職人の仕事を分析したら、「時間軸」の常識がなくなった。 ベテランと若手の融合で技能伝承を進める塗装工事会社の挑戦
株式会社KMユナイテッド職人の仕事を分析したら、「時間軸」の常識がなくなった。 ベテランと若手の融合で技能伝承を進める塗装工事会社の挑戦
株式会社KMユナイテッド若手がほとんどいない。新規求人を出してもほとんど応募がない。採用できたとしてもこのままでは技能の伝承者がいなくなってしまう――。そんな状況に追い込まれていた老舗塗装工事会社を変えたのは、婿養子として会社の跡を継いだ「異業種出身社長」だった。
大手製鉄会社から広告代理店を経て、婿養子として会社を継いだ竹延幸雄さん(代表取締役社長 Founder/CEO)が向き合ったのは、変えなければならない業界の常識だった。畳職人だった祖父の影響もあり、職人の世界への漠然とした理解はある。それでも「一人前になるには10年はかかる」という従来の考え方を引きずったままでは、新たな人材を迎え入れることはできないと感じていた。
「職人の仕事をよくよく見ていくと、専門職にしかできない仕事は実際には40〜60パーセントくらい。塗装の作業を分析することで、必ずしも『専門職人じゃなければできない仕事を1日中やっている』わけでもないということが分かりました」
これは塗装に限らず、左官や内装など他業種でも似たような構造ではないかと指摘する。専門的ではないマスキングやパテなどの仕事は、塗装工事でも他業種でも共通しているからだ。
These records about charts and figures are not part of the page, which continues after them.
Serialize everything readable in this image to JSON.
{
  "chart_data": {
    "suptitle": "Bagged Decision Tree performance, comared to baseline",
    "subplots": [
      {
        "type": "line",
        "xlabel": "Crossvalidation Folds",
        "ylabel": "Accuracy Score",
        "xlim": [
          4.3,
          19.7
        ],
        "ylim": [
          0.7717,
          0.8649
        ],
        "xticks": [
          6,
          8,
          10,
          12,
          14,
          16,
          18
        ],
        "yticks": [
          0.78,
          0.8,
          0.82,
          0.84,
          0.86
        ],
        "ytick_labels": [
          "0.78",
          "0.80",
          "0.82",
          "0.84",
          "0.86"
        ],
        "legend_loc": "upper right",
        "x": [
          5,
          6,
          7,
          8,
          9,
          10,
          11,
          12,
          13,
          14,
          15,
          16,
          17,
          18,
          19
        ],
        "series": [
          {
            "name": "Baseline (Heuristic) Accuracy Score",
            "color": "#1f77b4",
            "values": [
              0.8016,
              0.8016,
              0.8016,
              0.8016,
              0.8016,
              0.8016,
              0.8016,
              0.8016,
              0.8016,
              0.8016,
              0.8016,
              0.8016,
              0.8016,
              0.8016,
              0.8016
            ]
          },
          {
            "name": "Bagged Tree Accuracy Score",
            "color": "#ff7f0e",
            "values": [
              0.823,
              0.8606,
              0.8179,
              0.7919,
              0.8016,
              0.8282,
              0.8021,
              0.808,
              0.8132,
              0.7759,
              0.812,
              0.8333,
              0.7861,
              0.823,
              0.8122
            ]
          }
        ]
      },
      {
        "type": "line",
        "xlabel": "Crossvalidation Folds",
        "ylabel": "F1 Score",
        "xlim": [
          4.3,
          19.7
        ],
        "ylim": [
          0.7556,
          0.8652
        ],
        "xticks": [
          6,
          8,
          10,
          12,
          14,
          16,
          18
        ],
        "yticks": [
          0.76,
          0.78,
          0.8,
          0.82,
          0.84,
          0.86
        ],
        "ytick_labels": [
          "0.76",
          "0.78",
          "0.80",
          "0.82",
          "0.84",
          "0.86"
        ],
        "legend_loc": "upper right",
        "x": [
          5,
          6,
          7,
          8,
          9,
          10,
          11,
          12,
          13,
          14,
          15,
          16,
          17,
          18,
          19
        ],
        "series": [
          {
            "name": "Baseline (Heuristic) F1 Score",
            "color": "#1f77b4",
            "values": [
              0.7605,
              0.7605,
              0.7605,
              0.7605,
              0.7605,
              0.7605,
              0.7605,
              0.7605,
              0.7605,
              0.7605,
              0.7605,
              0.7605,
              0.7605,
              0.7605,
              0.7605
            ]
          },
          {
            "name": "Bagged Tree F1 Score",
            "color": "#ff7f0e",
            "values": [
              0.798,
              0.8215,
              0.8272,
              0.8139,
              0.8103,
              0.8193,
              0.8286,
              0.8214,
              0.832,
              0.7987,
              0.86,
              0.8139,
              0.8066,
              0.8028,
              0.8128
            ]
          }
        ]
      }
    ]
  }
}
「ただ、塗装は他業種と比べて一流になるまで時間がかかることは否めません。下積み期間が長く、一流の職人の仕事を隣で見られる機会が少ない。そんな状況の中で、かつては若手にあれもこれも教えようとして、うまくいっていませんでした」
技術を確実に伝承していくために必要な教育方法とは? 検討の末にたどり着いたのが、
職人の仕事を3つの段階に区切って、ステップごとに一人前になってもらうための仕組みだった。
・会社で基礎知識を学ぶ「SUT」(スタートアップ・トレーニング)
・ベテランのインストラクターが現場で教える「OJT」(オン・ザ・ジョブ・トレーニング)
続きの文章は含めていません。